Sunday, January 31, 2010
Here is a little project that is still under development. I would have preferred to have solved all of the problems with it before posting, but I have had precious little time to devote to my PRT “hobby” lately, so I’ll go with what I’ve got.
The design is inspired by a very innovative aspect of the MISTER system as shown most clearly near the end of this video, Mister not only doesn’t require switches in the usual railroad sense, it doesn’t even need the connecting track to touch the main line. One great aspect of this scheme is that it gives remarkable flexibility in routing, even after a line is finished, because a branch can be added with little or no disruption to the existing track.
While I have taken a general track design approach that is much more similar to the designs worked out by PRT pioneer Dr. J. E. Anderson, (but turned upside down) I still wanted to maintain the possibility of track that could be added to with minimal disruption. The bogie designs I have been working on all share the quality of being able to completely support a PRT vehicle from either their left or right sides, like the MISTER system. I cannot claim the ability to add a switching point without any service interruption whatsoever, but the track shown may have either side removed and still be functional, if supported properly. Sections of such track could be used at points where future expansion plans might require branching. This would include entrance and exit points for sites of possible future stations. The trick, design-wise, is to build a box beam with the bottom element removed, without greatly weakening the structure. The main trusses must remain parallel to each other and square to the overall structure, yet removable.

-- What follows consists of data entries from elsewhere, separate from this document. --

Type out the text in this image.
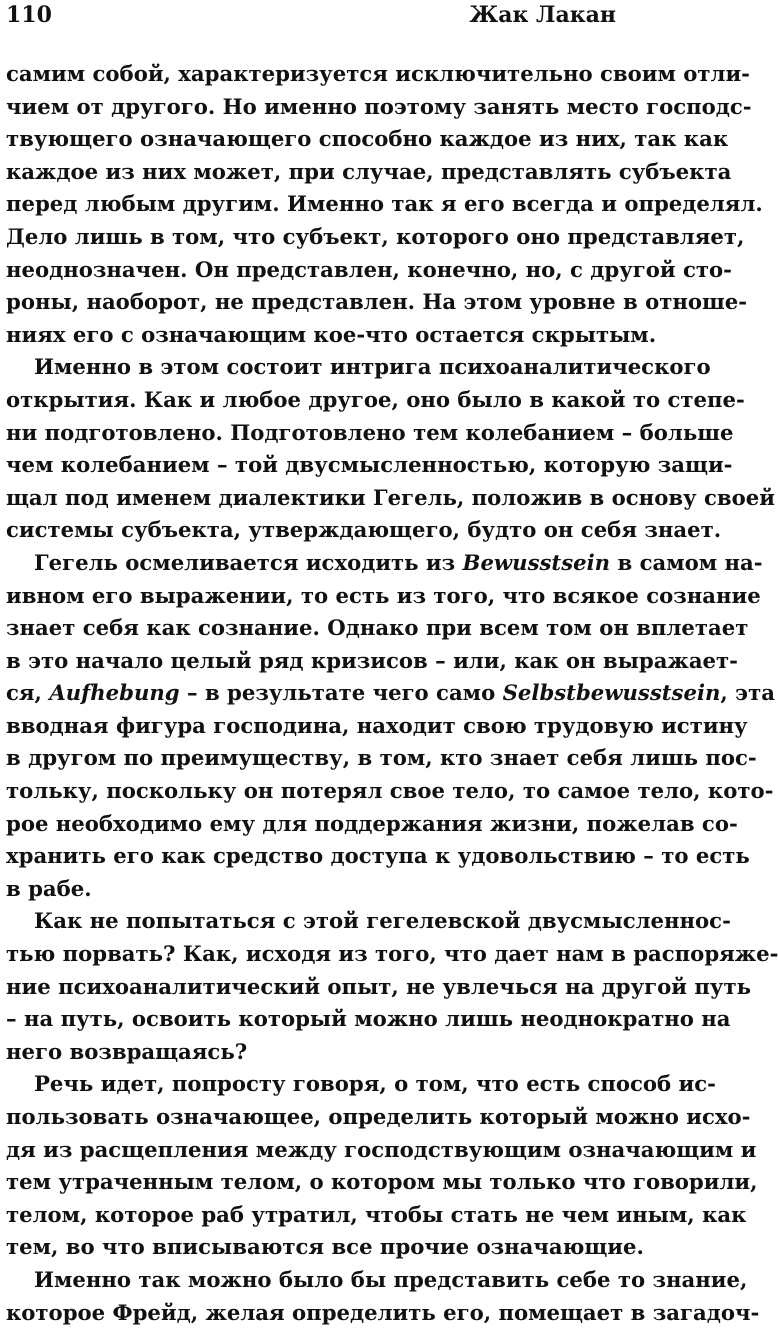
110	Жак Лакан
самим собой, характеризуется исключительно своим отли-
чием от другого. Но именно поэтому занять место господс-
твующего означающего способно каждое из них, так как
каждое из них может, при случае, представлять субъекта
перед любым другим. Именно так я его всегда и определял.
Дело лишь в том, что субъект, которого оно представляет,
неоднозначен. Он представлен, конечно, но, с другой сто-
роны, наоборот, не представлен. На этом уровне в отноше-
ниях его с означающим кое-что остается скрытым.
Именно в этом состоит интрига психоаналитического
открытия. Как и любое другое, оно было в какой то степе-
ни подготовлено. Подготовлено тем колебанием – больше
чем колебанием – той двусмысленностью, которую защи-
щал под именем диалектики Гегель, положив в основу своей
системы субъекта, утверждающего, будто он себя знает.
Гегель осмеливается исходить из Bewusstsein в самом на-
ивном его выражении, то есть из того, что всякое сознание
знает себя как сознание. Однако при всем том он вплетает
в это начало целый ряд кризисов – или, как он выражает-
ся, Aufhebung – в результате чего само Selbstbewusstsein, эта
вводная фигура господина, находит свою трудовую истину
в другом по преимуществу, в том, кто знает себя лишь пос-
тольку, поскольку он потерял свое тело, то самое тело, кото-
рое необходимо ему для поддержания жизни, пожелав со-
хранить его как средство доступа к удовольствию – то есть
в рабе.
Как не попытаться с этой гегелевской двусмысленнос-
тью порвать? Как, исходя из того, что дает нам в распоряже-
ние психоаналитический опыт, не увлечься на другой путь
– на путь, освоить который можно лишь неоднократно на
него возвращаясь?
Речь идет, попросту говоря, о том, что есть способ ис-
пользовать означающее, определить который можно исхо-
дя из расщепления между господствующим означающим и
тем утраченным телом, о котором мы только что говорили,
телом, которое раб утратил, чтобы стать не чем иным, как
тем, во что вписываются все прочие означающие.
Именно так можно было бы представить себе то знание,
которое Фрейд, желая определить его, помещает в загадоч-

The use of turnbuckles (shown below) evolved from a realization that the chances of getting this thing to fit together while hanging it from a crane were pretty close to zero, yet I had wanted cross members to stiffen those areas of the structure. In theory the turnbuckles could bend the plates enough to get the assembly started, exerting forces shown by the arrows. They then could be loosened, the plates bolted, and then retightened.
After assembly the cross bracing is continuous, as shown below.
I now believe the better course would be to have rigid bracing with permanently angled plates, but that involves a total redraw, and this series of pictures illustrates the general idea well enough, I think. I would also note that most designs can be greatly simplified after some careful study, but this project has not reached that stage.